As if that makes any serious difference, or is a serious argument.
But it is thrown about all the time.
Lots of Grizzlies in North Central Montana this year.
When human populations expanded to the Siberian steppes expansion stopped. Bands of adults could hunt on the steppes, but we couldn’t settle.
The problem was the hyenas. We couldn’t keep to be hyenas from skulking around the edges of the camps, dragging off the children.
Then we domesticated dogs, or they domesticated us, or some such. A population of wolves learned that there was good food going to waste around human camp sites, and they evolved to fill the niche. Not domesticated, really, or even tamed at first, but semi-tamed and no threat to the children.
But they filled the niche. And so when humans did finally move out onto the steppes, and later into the Americas, they were accompanied by a protective cloud of semi-tamed dogs ensuring that the environs were safe for our children.
Every and any little bit of woods that a wolf or a bear or a deer or a goose might think about nesting down within a days walk of a human settlement would have dogs sniffing around - often accompanied by ten-year-old boys.

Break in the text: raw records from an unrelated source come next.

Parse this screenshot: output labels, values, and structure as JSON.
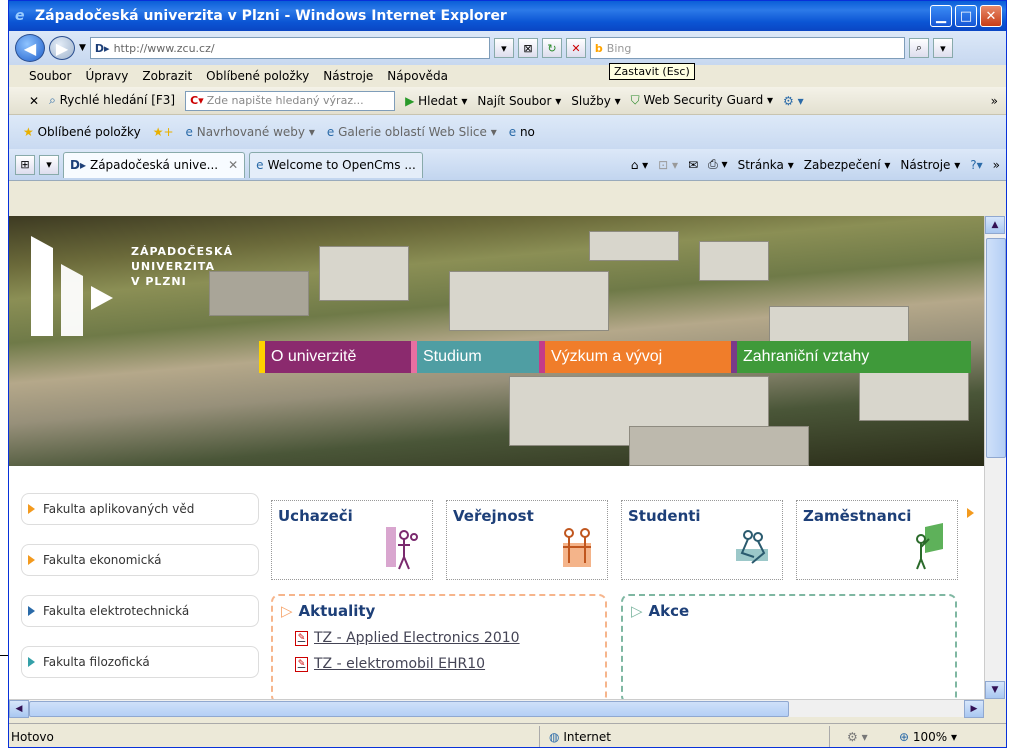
{
  "window": {
    "title": "Západočeská univerzita v Plzni - Windows Internet Explorer"
  },
  "address": {
    "url": "http://www.zcu.cz/",
    "search_placeholder": "Bing"
  },
  "menubar": {
    "items": [
      "Soubor",
      "Úpravy",
      "Zobrazit",
      "Oblíbené položky",
      "Nástroje",
      "Nápověda"
    ],
    "tooltip": "Zastavit (Esc)"
  },
  "toolbar": {
    "quick_search": "Rychlé hledání [F3]",
    "search_placeholder": "Zde napište hledaný výraz...",
    "search_btn": "Hledat",
    "find_file": "Najít Soubor",
    "services": "Služby",
    "guard": "Web Security Guard"
  },
  "favbar": {
    "favorites": "Oblíbené položky",
    "suggested": "Navrhované weby",
    "gallery": "Galerie oblastí Web Slice",
    "no": "no"
  },
  "tabs": [
    {
      "label": "Západočeská unive..."
    },
    {
      "label": "Welcome to OpenCms ..."
    }
  ],
  "cmdbar": {
    "page": "Stránka",
    "security": "Zabezpečení",
    "tools": "Nástroje"
  },
  "hero": {
    "logo_lines": [
      "ZÁPADOČESKÁ",
      "UNIVERZITA",
      "V PLZNI"
    ]
  },
  "topmenu": [
    {
      "label": "O univerzitě",
      "color": "#8b2a6e"
    },
    {
      "label": "Studium",
      "color": "#4f9ea3"
    },
    {
      "label": "Výzkum a vývoj",
      "color": "#f07d2a"
    },
    {
      "label": "Zahraniční vztahy",
      "color": "#3f9a3a"
    }
  ],
  "sidebar": {
    "items": [
      "Fakulta aplikovaných věd",
      "Fakulta ekonomická",
      "Fakulta elektrotechnická",
      "Fakulta filozofická"
    ]
  },
  "cards": [
    "Uchazeči",
    "Veřejnost",
    "Studenti",
    "Zaměstnanci"
  ],
  "news": {
    "title": "Aktuality",
    "items": [
      "TZ - Applied Electronics 2010",
      "TZ - elektromobil EHR10"
    ]
  },
  "events": {
    "title": "Akce"
  },
  "status": {
    "left": "Hotovo",
    "zone": "Internet",
    "zoom": "100%"
  }
}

And so it remained for 40,000 years. The only change was that the boys would be carrying .22s and .410s instead of bows and spears.
And then we invented leash laws. We leashed our dogs and we leashed our boys...
As to the article; Ooh, “migrants”, ooh, can’t criticize that!
BS. If mommy bear has more cubs that needed to replace existing population in the area, the extras will move on — just like any other species that is not linked to a breeding ground (e.g., salmon HAVE to return). That is not migration, it is expansion. So, quit trying to link this to some crappola about the US being a nation of migrants. That is precisely what is being tried by this ingenuous article.
The bit about “they were here first” is also crappola. Populations ebb and flow, they move about — except for animals like salmon. I live in the Bay area of Frisco. Been here for 30+ years. A burb surrounded by houses for miles. No open land for at least 2 miles. During that entire time never encountered a fox. Then, all of a sudden foxes start going after me and my pets in my own back yard. Mind, like wolverines these are aggressive “opportunity” killers — they routinely kill way more than needed for food — which is why no farmer wants one in their chicken coop. They go into a frenzy and kill ALL the chickens.
Anyhoo, I complain to authorities about the neighbor who is protecting foxes living under an abandoned barn on her property. Same foxes invade houses <quarter mile away — yes, go into the house! The response: “they were here first”. Uhh, yeah, so were bison. So, what?
I hate it when people say that I’m invading the territory of wild animals. Well, I have the deed.
Being “somewhere first” is meaningless to Nature, red in tooth and claw.
When the Rockies and the intermountain West were settled, it was kill or be killed.
It still is.
Illegals should be treated equally.
The illegal bears from the north ahould be locked up with the illegal wetbacks pouring in from the south.